Frank Turner returning to heavy music is a dream come true for a lot of us who were raised on Million Dead, the post hardcore band Turner fronted before he decided to go solo and make folk pop. Turner has been messing around under the Mongol Horde name with fellow Million Dead stalwart Ben Dawson and Sleeping Souls member Matt Nasir for 2 years now and while a few songs have been drip-fed to the public nobody was expecting an album materialise out of thin air. For the unsuspecting public it really felt the way when their debut self-titled album was announced a week before release and the no bullshit approach to announcing the record really suits the music it contains.
Despite being a heavy record, this is a very different beast to Million Dead. Mongol Horde make hardcore punk infused with groove metal and each song is built around a massive down-tuned riff, frantic punk drumming from Dawson and an absolutely furious roar from Turner. This is the sort of album Refused and earthtone9 might make if they ran really fast into each other.

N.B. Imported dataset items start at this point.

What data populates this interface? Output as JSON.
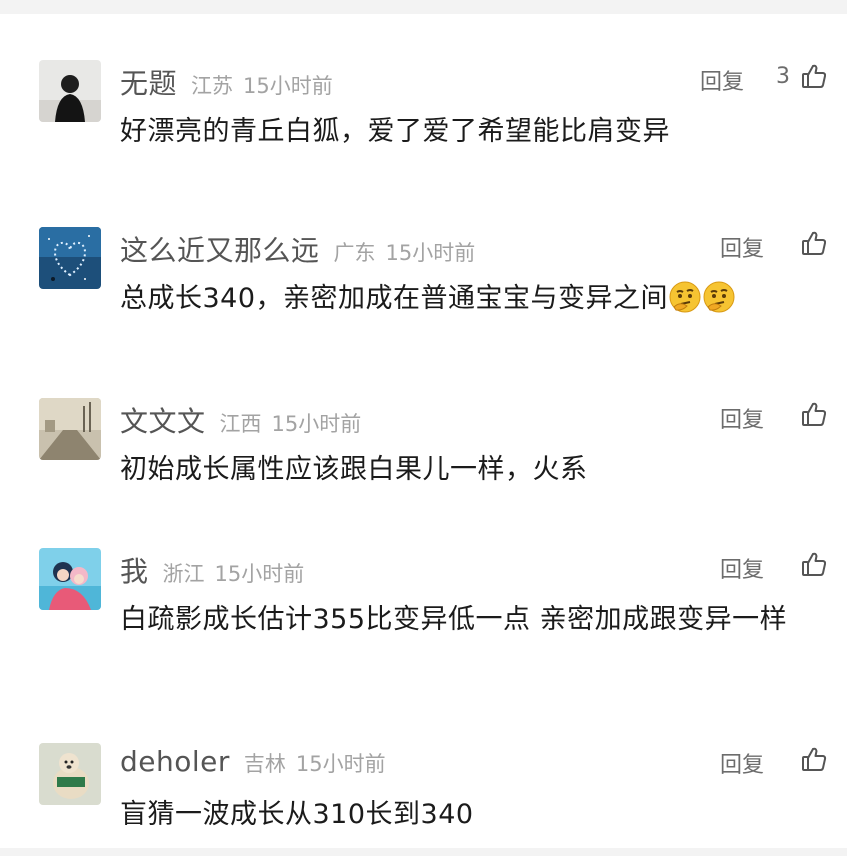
{
  "comments": [
    {
      "username": "无题",
      "location": "江苏",
      "time": "15小时前",
      "text": "好漂亮的青丘白狐，爱了爱了希望能比肩变异",
      "reply_label": "回复",
      "like_count": "3",
      "avatar": "person-back-photo"
    },
    {
      "username": "这么近又那么远",
      "location": "广东",
      "time": "15小时前",
      "text": "总成长340，亲密加成在普通宝宝与变异之间",
      "reply_label": "回复",
      "like_count": "",
      "avatar": "heart-stars-photo",
      "emojis": [
        "thinking-emoji",
        "thinking-emoji"
      ]
    },
    {
      "username": "文文文",
      "location": "江西",
      "time": "15小时前",
      "text": "初始成长属性应该跟白果儿一样，火系",
      "reply_label": "回复",
      "like_count": "",
      "avatar": "foggy-road-photo"
    },
    {
      "username": "我",
      "location": "浙江",
      "time": "15小时前",
      "text": "白疏影成长估计355比变异低一点 亲密加成跟变异一样",
      "reply_label": "回复",
      "like_count": "",
      "avatar": "anime-couple-photo"
    },
    {
      "username": "deholer",
      "location": "吉林",
      "time": "15小时前",
      "text": "盲猜一波成长从310长到340",
      "reply_label": "回复",
      "like_count": "",
      "avatar": "dog-photo"
    }
  ],
  "colors": {
    "username": "#555555",
    "meta": "#a3a3a3",
    "text": "#1b1b1b",
    "action": "#6c6c6c"
  },
  "icons": {
    "like": "thumbs-up-outline-icon",
    "emoji": "thinking-face-emoji"
  }
}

What’s really interesting about the band’s formula is that no real effort has been made to beef up their rather bare-bones sound. Nasir makes up for the lack of bass guitar by tuning his guitar low and running it through the dirtiest fuzzbox he has available. This gives the band a satisfying quiet/loud dynamic that means the verses generally lack bass before it drops into the mix for a massive chorus. It’s simple but amazingly powerful stuff.
Turner has also approached the vocals in a very different fashion. The man almost exclusively uses screams and spoken vocals and there’s more than a touch of humour to Turner’s lyrics. Tapeworm Uprising chronicles the journey of Natalie Portman’s tapeworm as it escapes her body to found a new republic for tapeworms. Blistering Blue Barnacles discusses the career advice Turner was given that lead him to captain his own ship just to satisfy his inferiority. Winkyface: The Mark of a Moron discusses the modern phenomena known as using emoticons instead of actual words to express yourself. It’s beautifully bizarre stuff and despite the almost constant screaming, Turner is incredibly clear and expressive which really engages you in the bonkers scenarios he creates.
The album is superbly consistent with every track being built around a traditional verse/chorus/verse/chorus structure that puts emphasis on Nasir’s enormous riffs and Turner’s aggressive choruses. It’s all tied together by an absolutely relentless display of drumming from Dawson who sounds like he probably got through about ten pairs of sticks per song.
The only real let-down comes in the lack of bass. On occasion the songs feel somewhat lacking without a dedicated bass-line and the furious openings to Casual Threats from Weekend Hardmen and Your Problem are great examples. It’s only a minor complaint as the bass often strikes at the most opportune moments, but you can’t help but imagine how utterly devastating the band would sound if the riffs were bolstered by that extra bit of bass.
Regardless, this is an explosive debut by one of the weirdest bands in heavy music right now. Mongol Horde’s self-titled debut album is equal parts punk and groove and it’s presented as a series of surrealist stories told by Turner that give the band an identity of their own. Welcome back Frank; we’ve missed your unhinged side.
Mongol Horde’s debut self-titled album is out now and available to buy direct from Xtra Mile Recordings.